Um dia desses um de meus filhos me perguntou: “Pai, qual é a pior coisa que lhe pode acontecer?”. Ele perguntava isso porque algo que havíamos programado deu errado, e talvez ele pensasse que responderia que aquilo é o que de pior pudesse acontecer. Mas a resposta à pergunta dele de há muito que já tenho na ponta da língua, de modo que respondi sem hesitar: “O pior que pode acontecer com um pai é perder o filho. Filho, nada de pior me pode ocorrer que isso”.
Basta que um pouco se viva para se notar que nesta vida muitas contrariedades, dissabores, fracassos e dores haveremos de passar. O mistério da dor sempre acompanhou a história da humanidade e não há nenhum ser que não a tenha experimentado nos muitos ou poucos anos que por aqui passaram.
Confesso ao leitor, porém, que por mais que tento teorizar sobre a dor e a morte, não me vem outra idéia na cabeça que não lembrar da voz serena do Rui Motta nas poucas conversas que tivemos por telefone. Como deve estar sofrendo esse grande homem, em especial porque muito sofrem os que muito amam! De fato, caro Rui, não há nada mais dolorido que perder um filho.
Quanta sabedoria contém a frase do ROGÉRIO VERZIGNASSE em sua coluna de 24.02.2007: E que essa experiência, doída sirva para amolecer cada coração. A gente precisa acreditar que o corpo se vai, mas o amor é eterno.
De fato, a dor não é inútil, acaso o fosse Deus feito homem não a teria padecido no grau extremo de se deixar pregar numa Cruz.
Se é que isso lhe serve de consolo, caro Rui, digo-lhe que sua dor me fez rever um conceito que eu tinha por certo. É que a perda de um filho não é o que de pior pode acontecer com alguém. É, por certo, o que de mais doloroso nos pode suceder, mas a dor não é necessariamente ruim.

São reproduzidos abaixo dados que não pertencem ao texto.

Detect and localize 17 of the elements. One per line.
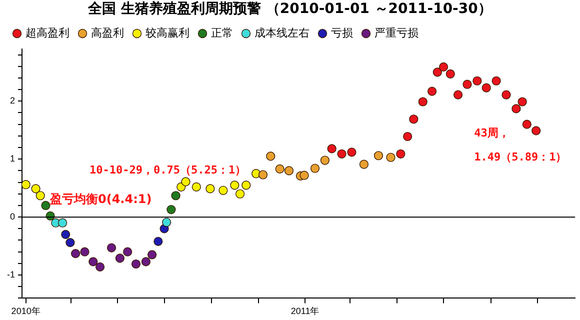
legend-label: 成本线左右 [254,26,310,40]
annotation: 43周， 1.49（5.89：1） [474,126,567,164]
y-tick-label: 2 [10,96,15,106]
y-tick-label: 1 [10,154,15,164]
legend-label: 较高赢利 [146,26,190,40]
annotation: 10-10-29，0.75（5.25：1） [90,164,246,177]
y-tick-label: 0 [10,212,15,222]
x-tick-label: 2011年 [290,306,320,316]
y-tick-label: -1 [6,270,15,280]
legend-label: 高盈利 [91,26,124,40]
ref-line-label: 盈亏均衡0(4.4:1) [49,192,152,206]
chart-title: 全国 生猪养殖盈利周期预警 （2010-01-01 ～2011-10-30） [87,0,493,18]
x-tick-label: 2010年 [11,306,40,316]
legend-label: 严重亏损 [374,26,418,40]
legend-label: 正常 [211,26,233,40]
legend-label: 亏损 [331,28,353,40]
legend-label: 超高盈利 [26,26,70,40]
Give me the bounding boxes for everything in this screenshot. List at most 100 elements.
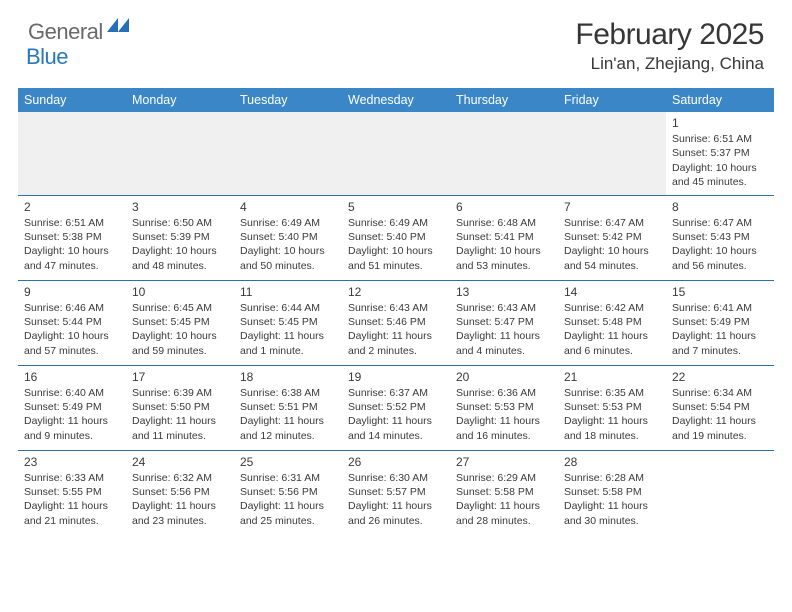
sunrise-text: Sunrise: 6:47 AM (672, 216, 768, 230)
calendar-day-cell (126, 112, 234, 195)
calendar-day-cell: 10Sunrise: 6:45 AMSunset: 5:45 PMDayligh… (126, 280, 234, 365)
daylight-text: Daylight: 11 hours and 26 minutes. (348, 499, 444, 527)
sunset-text: Sunset: 5:38 PM (24, 230, 120, 244)
title-block: February 2025 Lin'an, Zhejiang, China (575, 18, 764, 74)
weekday-header: Friday (558, 88, 666, 112)
day-number: 24 (132, 454, 228, 470)
daylight-text: Daylight: 11 hours and 6 minutes. (564, 329, 660, 357)
day-number: 16 (24, 369, 120, 385)
day-number: 5 (348, 199, 444, 215)
daylight-text: Daylight: 11 hours and 30 minutes. (564, 499, 660, 527)
day-number: 21 (564, 369, 660, 385)
daylight-text: Daylight: 10 hours and 59 minutes. (132, 329, 228, 357)
calendar-day-cell (558, 112, 666, 195)
day-number: 2 (24, 199, 120, 215)
daylight-text: Daylight: 10 hours and 56 minutes. (672, 244, 768, 272)
daylight-text: Daylight: 11 hours and 21 minutes. (24, 499, 120, 527)
sunset-text: Sunset: 5:52 PM (348, 400, 444, 414)
sunset-text: Sunset: 5:53 PM (456, 400, 552, 414)
sunset-text: Sunset: 5:58 PM (456, 485, 552, 499)
sunset-text: Sunset: 5:45 PM (240, 315, 336, 329)
weekday-header: Tuesday (234, 88, 342, 112)
weekday-header: Wednesday (342, 88, 450, 112)
day-number: 12 (348, 284, 444, 300)
daylight-text: Daylight: 11 hours and 18 minutes. (564, 414, 660, 442)
sunrise-text: Sunrise: 6:29 AM (456, 471, 552, 485)
calendar-day-cell: 27Sunrise: 6:29 AMSunset: 5:58 PMDayligh… (450, 450, 558, 535)
sunrise-text: Sunrise: 6:42 AM (564, 301, 660, 315)
weekday-header-row: Sunday Monday Tuesday Wednesday Thursday… (18, 88, 774, 112)
daylight-text: Daylight: 11 hours and 11 minutes. (132, 414, 228, 442)
day-number: 26 (348, 454, 444, 470)
calendar-week-row: 23Sunrise: 6:33 AMSunset: 5:55 PMDayligh… (18, 450, 774, 535)
daylight-text: Daylight: 11 hours and 1 minute. (240, 329, 336, 357)
calendar-day-cell: 11Sunrise: 6:44 AMSunset: 5:45 PMDayligh… (234, 280, 342, 365)
sunrise-text: Sunrise: 6:30 AM (348, 471, 444, 485)
sunset-text: Sunset: 5:50 PM (132, 400, 228, 414)
logo-text-blue: Blue (26, 44, 68, 69)
sunrise-text: Sunrise: 6:28 AM (564, 471, 660, 485)
sunset-text: Sunset: 5:40 PM (240, 230, 336, 244)
sunrise-text: Sunrise: 6:43 AM (456, 301, 552, 315)
sunset-text: Sunset: 5:58 PM (564, 485, 660, 499)
sunrise-text: Sunrise: 6:32 AM (132, 471, 228, 485)
sunrise-text: Sunrise: 6:48 AM (456, 216, 552, 230)
day-number: 19 (348, 369, 444, 385)
day-number: 17 (132, 369, 228, 385)
sunrise-text: Sunrise: 6:39 AM (132, 386, 228, 400)
calendar-day-cell: 19Sunrise: 6:37 AMSunset: 5:52 PMDayligh… (342, 365, 450, 450)
sunrise-text: Sunrise: 6:50 AM (132, 216, 228, 230)
daylight-text: Daylight: 11 hours and 28 minutes. (456, 499, 552, 527)
daylight-text: Daylight: 10 hours and 50 minutes. (240, 244, 336, 272)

Lembro-me agora de uma cena do filme Paixão de Cristo, do Mel Gibson. Trata-se da passagem em que, carregando a Cruz, Ele se encontra com Sua Mãe. Naquele instante, vem à mente dela uma recordação da infância do menino, que, brincando, sofre uma queda e ela amorosamente se lança para socorrê-Lo, apanhá-Lo e afagá-Lo em seus braços. Naquele momento, por certo que o carinho materno supera e muito a dor da queda. Mas depois a cena do filme volta ao “presente”, e nesse o Filho carrega uma Cruz enorme, e cede ao peso insuportável e cai violentamente. A Mãe, novamente se adianta em vir reconfortá-Lo. Dá para imaginar a dor dessa Mãe? Que mal Seu Filho havia feito?
Dá para imaginar a dor, agora bem mais atual, da mãe do João ao vê-lo sendo arrastado pelas ruas da cidade até o martírio?
E qual a razão disso?
Não sei. De momento não vejo explicação melhor que a do Rogério: amolecer o nosso coração. Um convite a esquecermos de nós mesmos e nos dedicarmos aos outros enquanto é tempo.
Talvez mais um motivo: carpe diem. Aproveitemos essa vida, mas não com uma conotação egoísta que a distorção da expressão pode sugerir. Aproveitemos esse dia, o único que temos, para fazermos o bem aos que nos cercam, sem nos preocuparmos com o ontem, que já passou, nem com o amanhã, que não sabemos se chegará para nós.
Caro editor e amigo (posso chamá-lo assim?), que o Deus que sentiu na própria carne a experiência da morte que levou a Anita, e que Sua Mãe, que sentiu no peito a dor que agora sente, lhe dê o consolo e lhe façam ver o que querem de você com essa provação tão dolorosa.

Por fim, ao menos uma vez, quero não lhe dar trabalho e preocupação: não excedi o máximo de caracteres de que disponho nesta coluna.